To create a test case, write a RISC-V function (e.g, INPUT_FUNCTION.s) in an assembly file. Then, type in the following command in the terminal:

rars a dump .text Binary <INPUT_FUNCTION.bin> <INPUT_FUNCTION.s>

The binary file generated by this command can serve as a program argument in RARS for the solution file controlFlowGraph.s. Use the full file path, ensuring to specify the binary (.bin) file for input, not the assembly (.s) file.

Instruction Disassembly

One way to debug a solution to this lab, is to create the CFG of an input function and compare with the solution's output. The common.s file parses the data structures populated by the solution allowing you to inspect each block and view the instructions that it contains. Instructions are represented in hexadecimal format, so a disassembler can be helpful for verifying that the instructions are correctly placed within their respective blocks.

This lab has an additional folder in the Code folder called Disassembly. It contains files that perform instruction disassembly which is the process of translating hexadecimal instructions to their corresponding RISC-V instructions. This code is from an Open Source RISC-V Disassembler. Please contact a TA if you run into any issues using the code.

To utilize this disassembler, follow these steps:

First, compile the file print-instructions.c using a C compiler. For example, from the terminal, execute the command: gcc print-instructions.c -o disassembler or clang print-instructions.c -o disassembler.
Create a file containing the hexadecimal instructions to disassemble by copying and pasting your RARS output into a text file.
Run the executable with the hexadecimal text file as a program argument. For example: ./disassembler RARS-instructions.txt.

See the README.md in the Disassembly folder for more information.

Resources

Slides used for the introduction of the lab (.pptx) (.pdf)
Marksheet used to mark the lab (.txt)

Marking Guide

Assignments too short to be adequately judged for code quality will be given a zero for that portion of the evaluation.

5% for getControlFlowGraph
15% for getLeaders
10% for getBlocks
25% for getEdges
10% for getSuccessors
15% for getPredecessors
20% for code cleanliness, readability, and comments

Submission

There is a single file to be submitted for this lab (controlFlowGraph.s ) and it should contain the code for your solution.
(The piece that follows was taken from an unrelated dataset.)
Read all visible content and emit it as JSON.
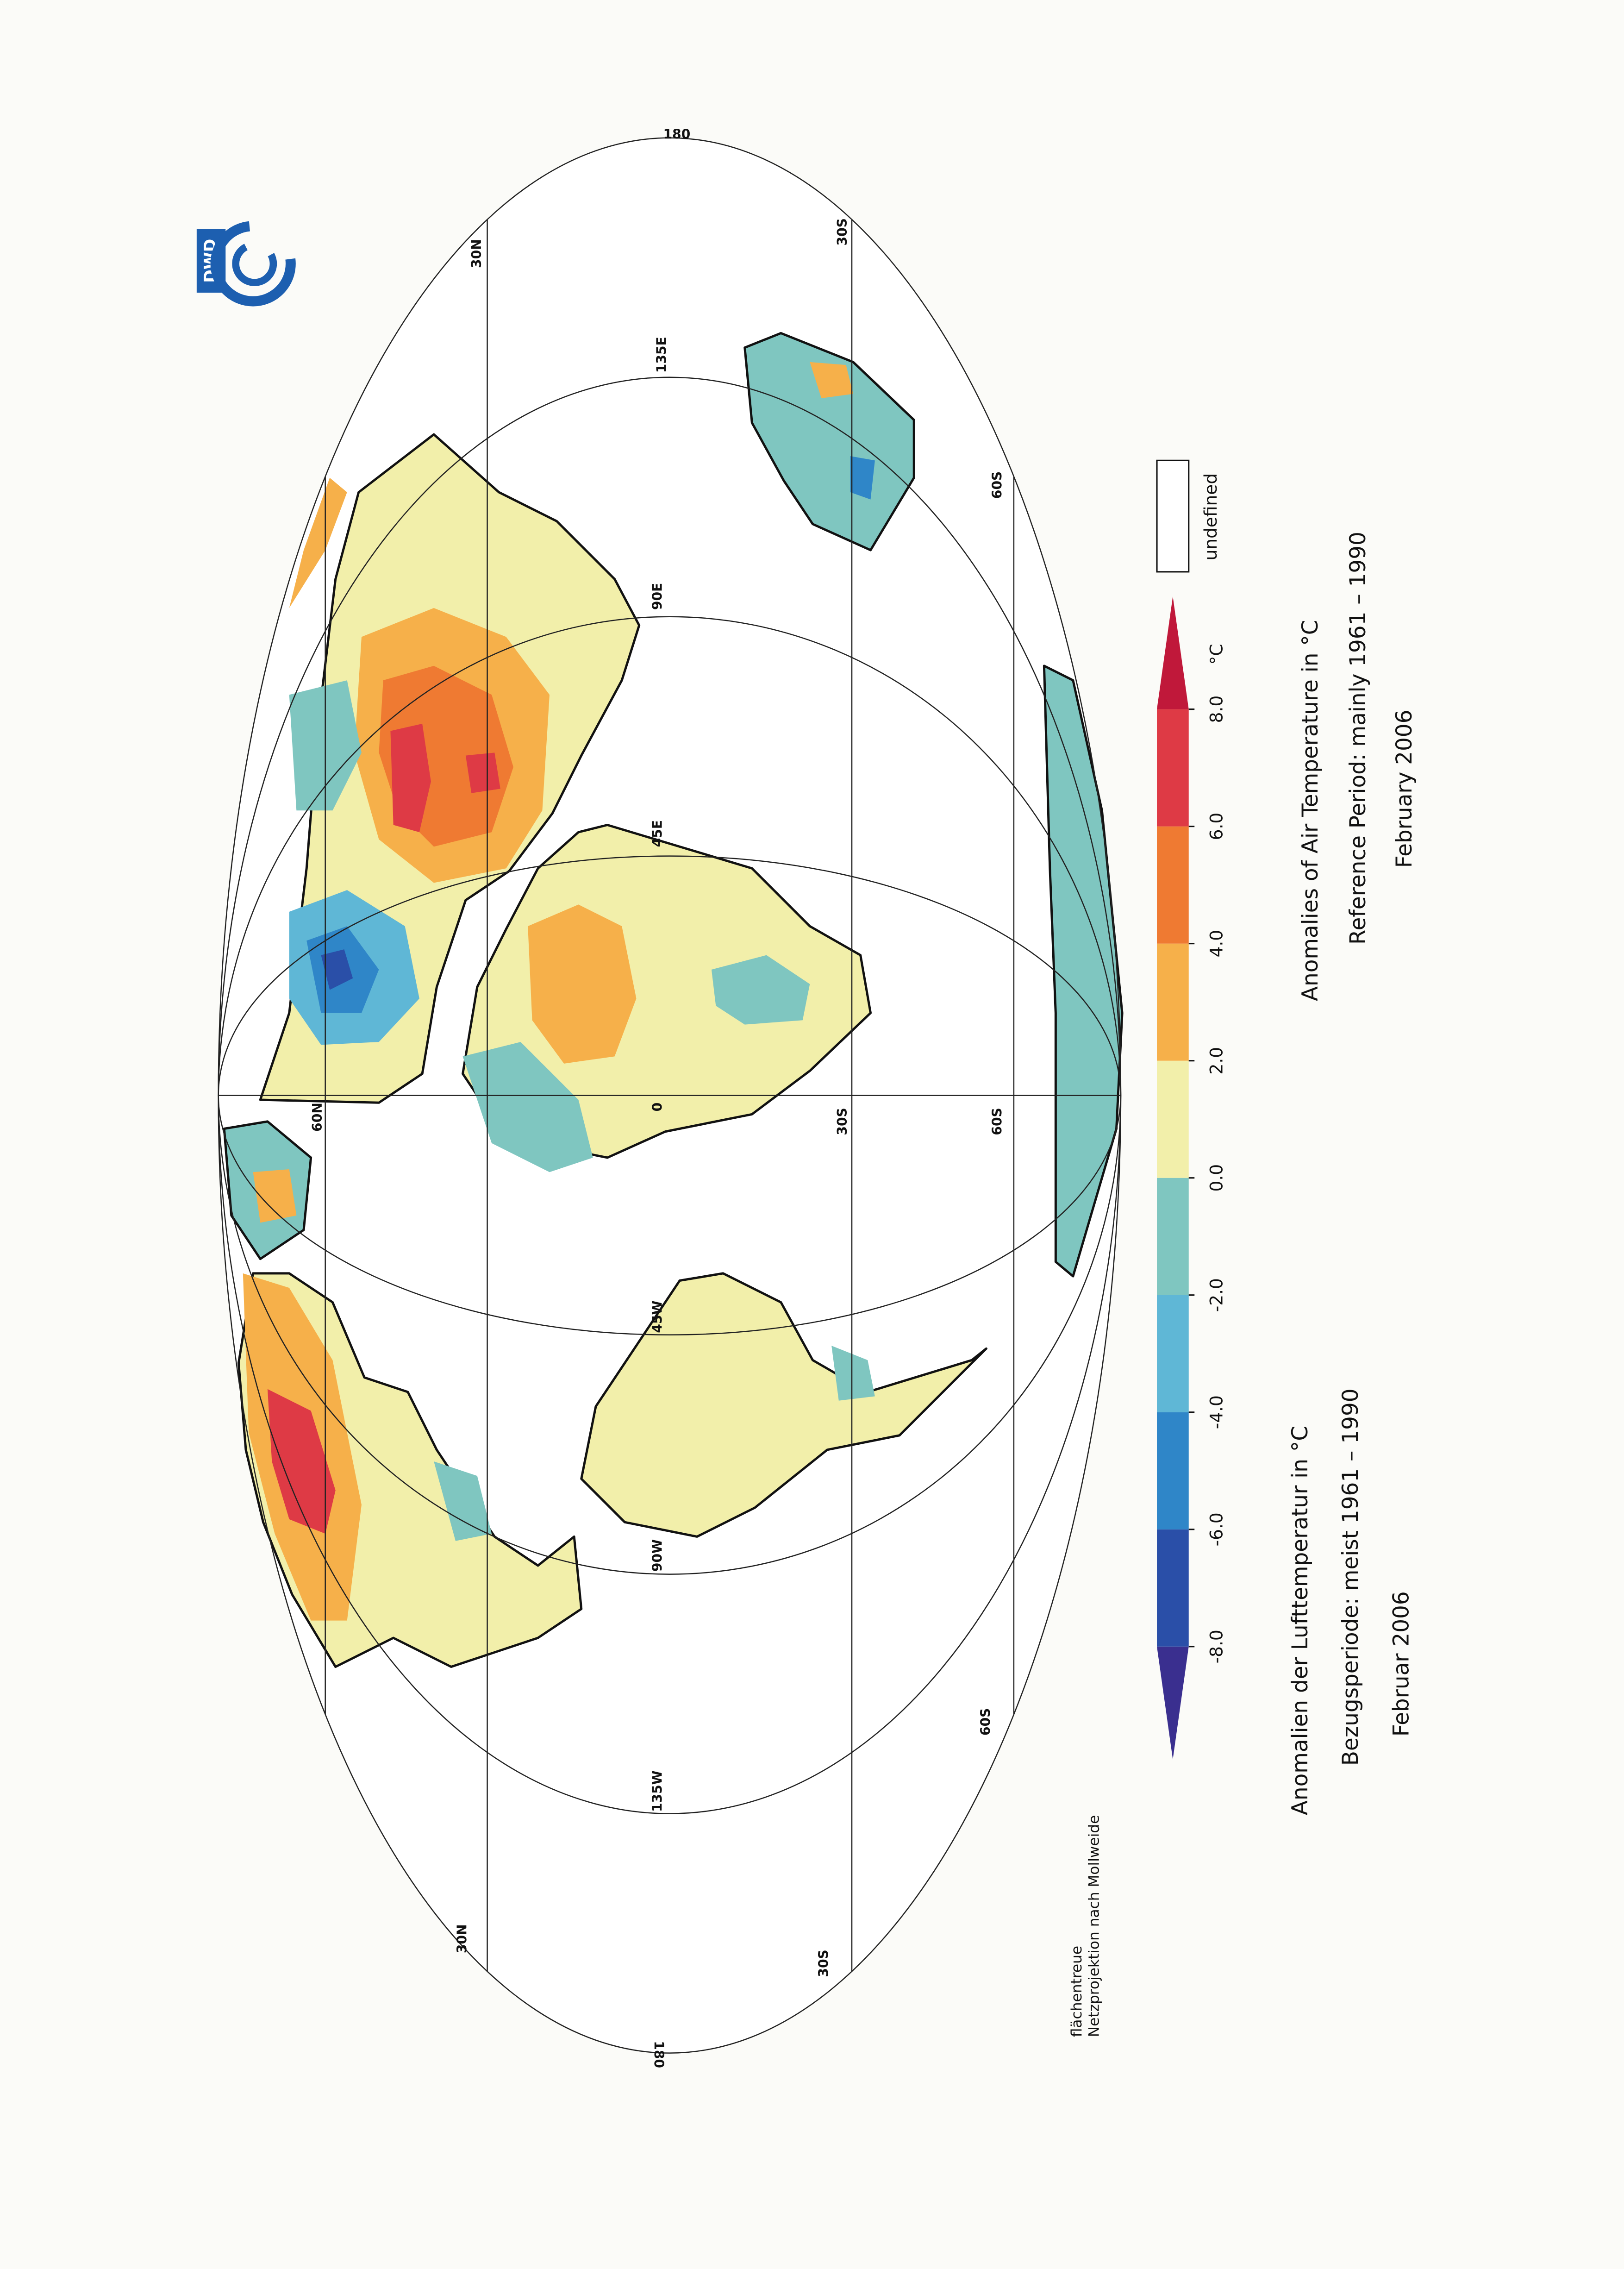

Do not add a main label to this file.
Do not modify the function names.
Do not remove the CMPUT 229 Student Submission License at the top of the file containing your solution and remember include your name in the appropriate section of this text.
Do not modify the line .include "common.s".
Do not modify the common.s file.
Keep the files in the Code folder of the git repository.
Push your repository to GitHub before the deadline. Just committing will not upload your code. Check online to ensure your solution is submitted.